Dear Friends of IRAC,

I am drawn again and again to A Tale of Love and Darkness, Amos Oz’s memoir of his early life in a young and bewildered Israel, a country which does not even formerly exist as such until a couple hundred pages into the book. 

Every Yom Ha’atzmaut, Israel’s independence day, I think back to the passage in which Oz describes crawling into bed at three or four in the morning, still fully dressed, after celebrating the U.N.’s vote to create the state of Israel.
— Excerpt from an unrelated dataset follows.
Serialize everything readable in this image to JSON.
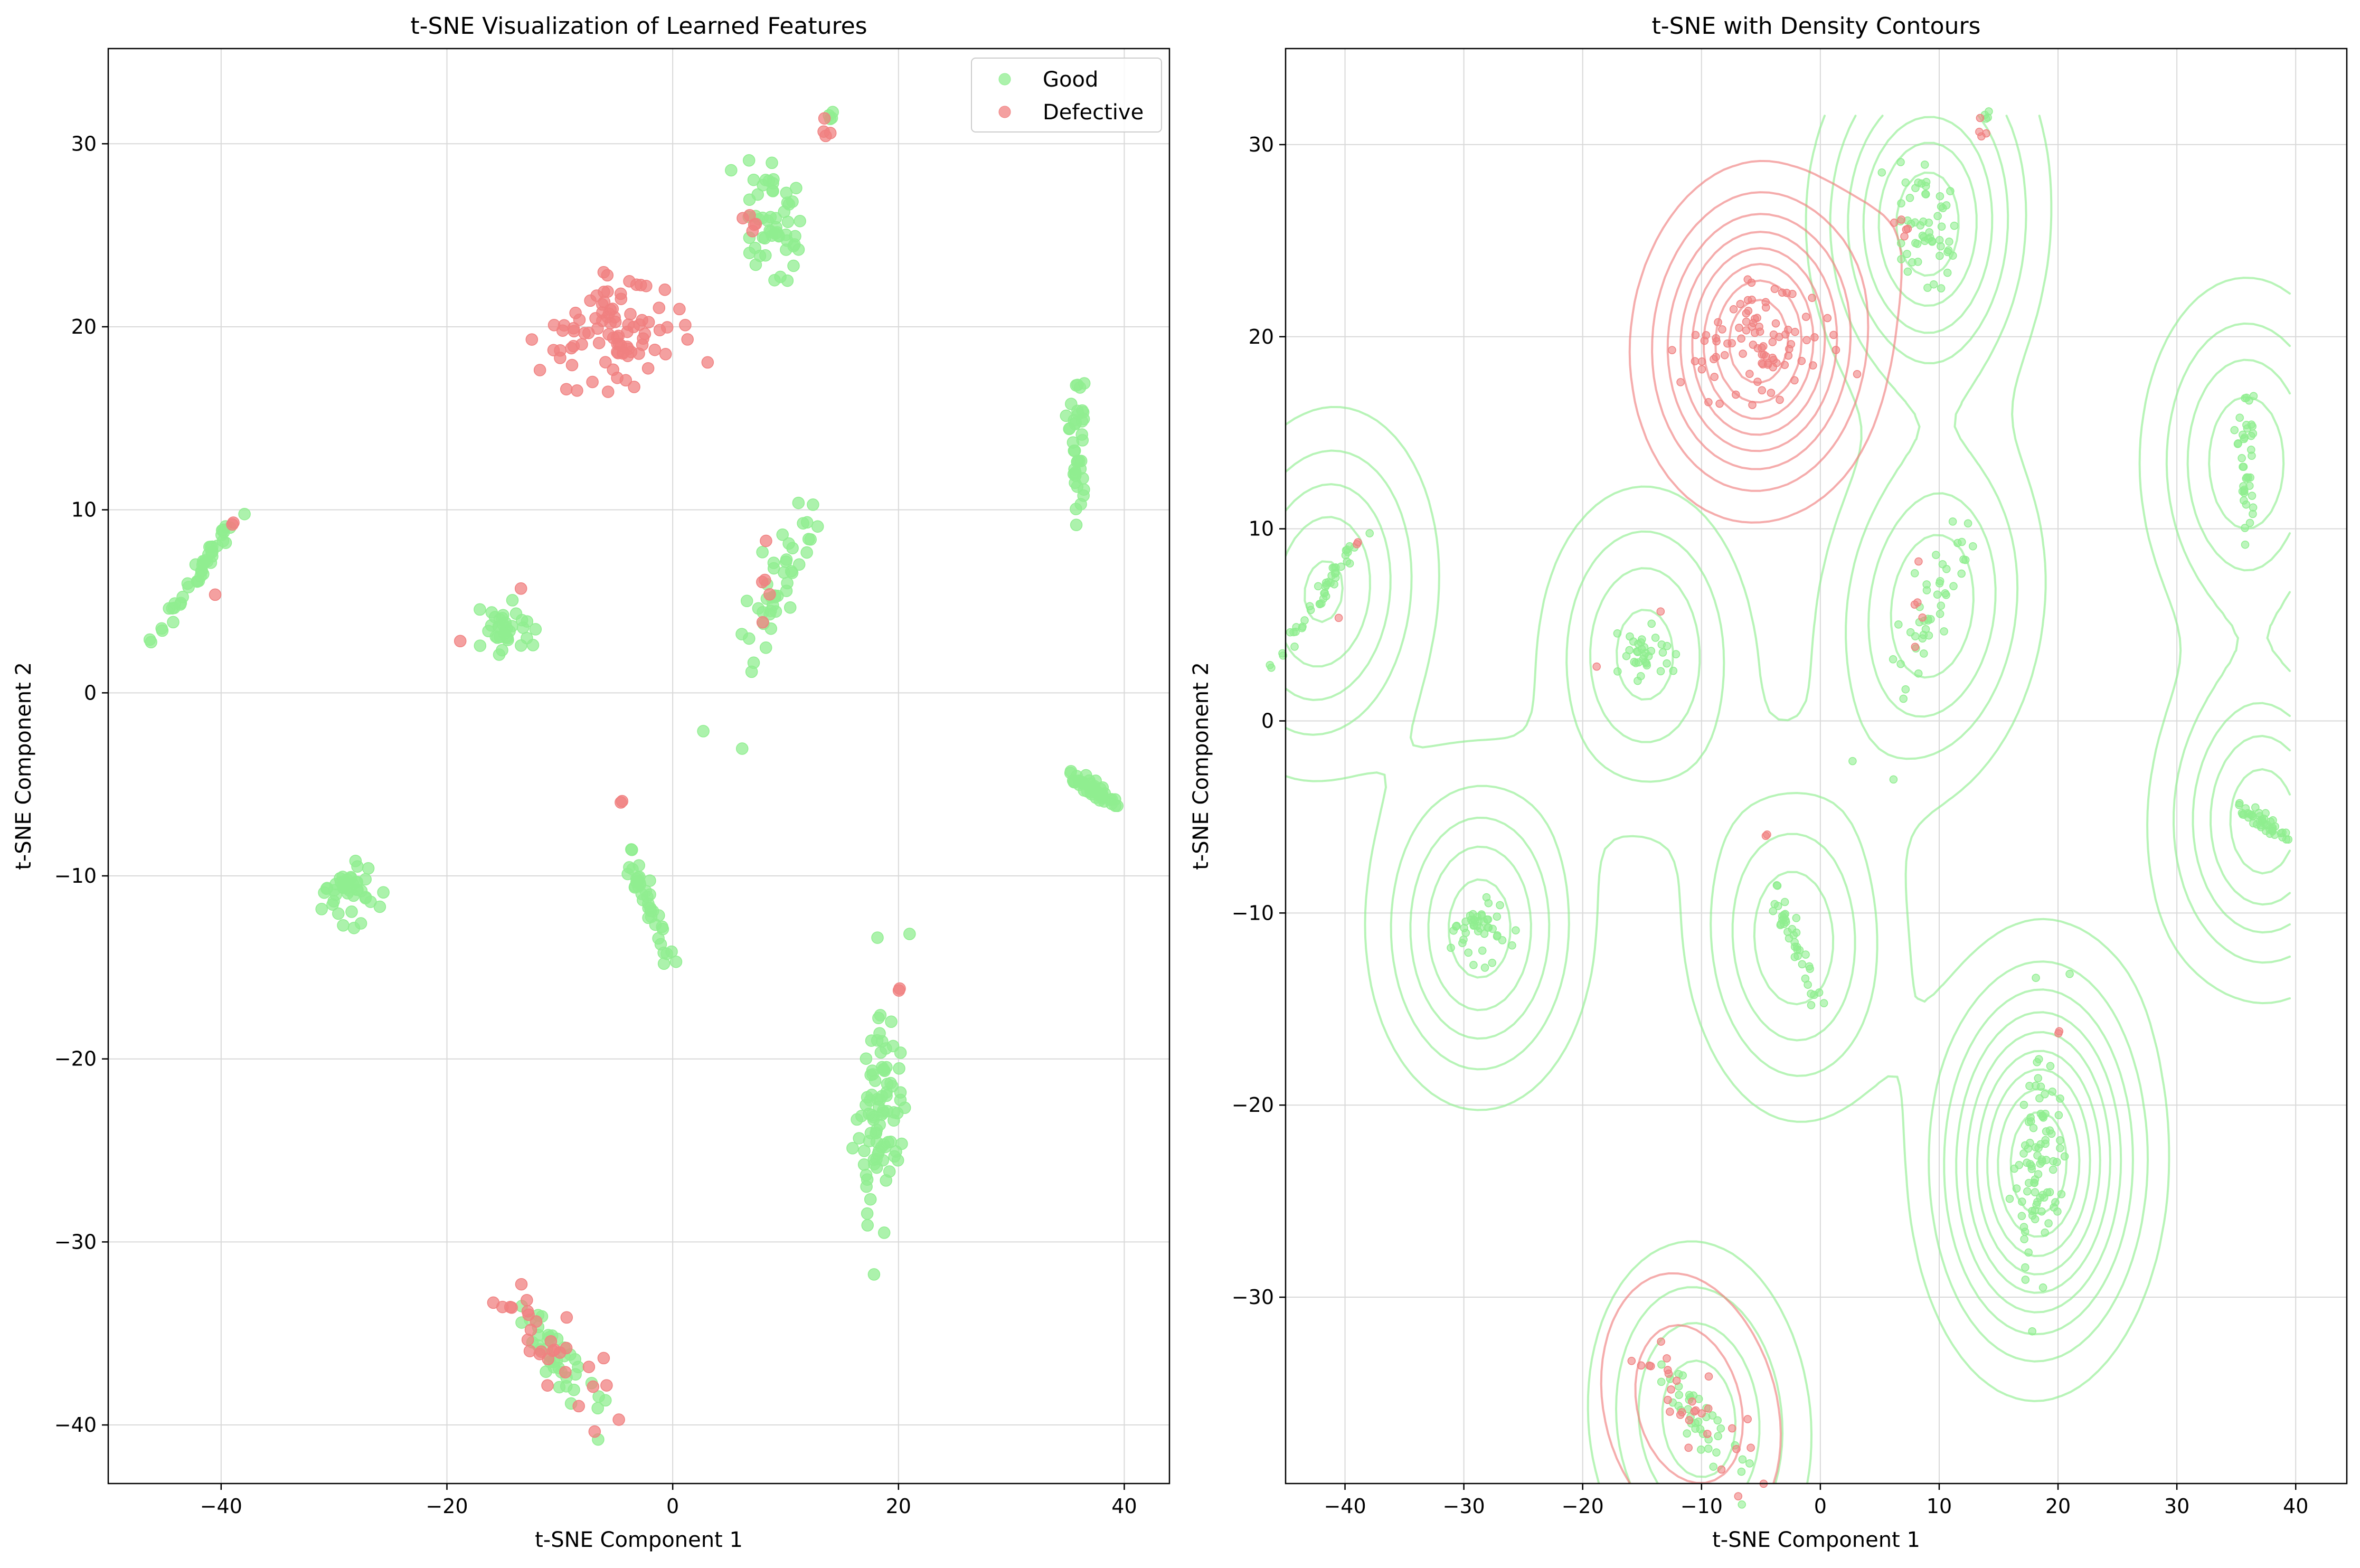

As a child, Oz understands the solemnity of the event, its historical dimensions, from observing the actions of his father, who lies down next to him and does something so out of character: he cries – tears of joy.  And, in amazement, Oz takes note of his father’s reaction:

“I reached out sleepily to touch his face, just below his high forehead, and all of a sudden instead of his glasses my fingers met tears.  Never in my life, before or after that night, not even when my mother died, did I see my father cry.  And in fact I didn’t see him cry that night either: it was too dark.  Only my left hand saw.”

Only his left hand saw.  We remain in this moment with him – still our hand searches in the dark, tries to reach back in time to touch the moment of Israel’s creation, to grasp even a bit of what it must have been like to live through that time. 

Oz does not choose the more reliable senses of sight or sound to translate the emotional incredibleness of one night years ago.  He uses touch; and while we might imagine the sensation of hot tears on skin, something remains always out of our reach. 

Oz, one of our greatest writers, comes close to but cannot pin down the ineffableness of that moment.  Emotionally we get it, but putting it into words is like assembling a puzzle in a dream.  But Oz invites us to try – with all our senses. 

So I challenge you to do the same. Celebrate the event that made even Amos Oz’s father cry with joy. Tonight, as we move from Yom HaZikaron, Israel’s memorial day, to Yom Ha’atzmaut, let’s celebrate with all our senses.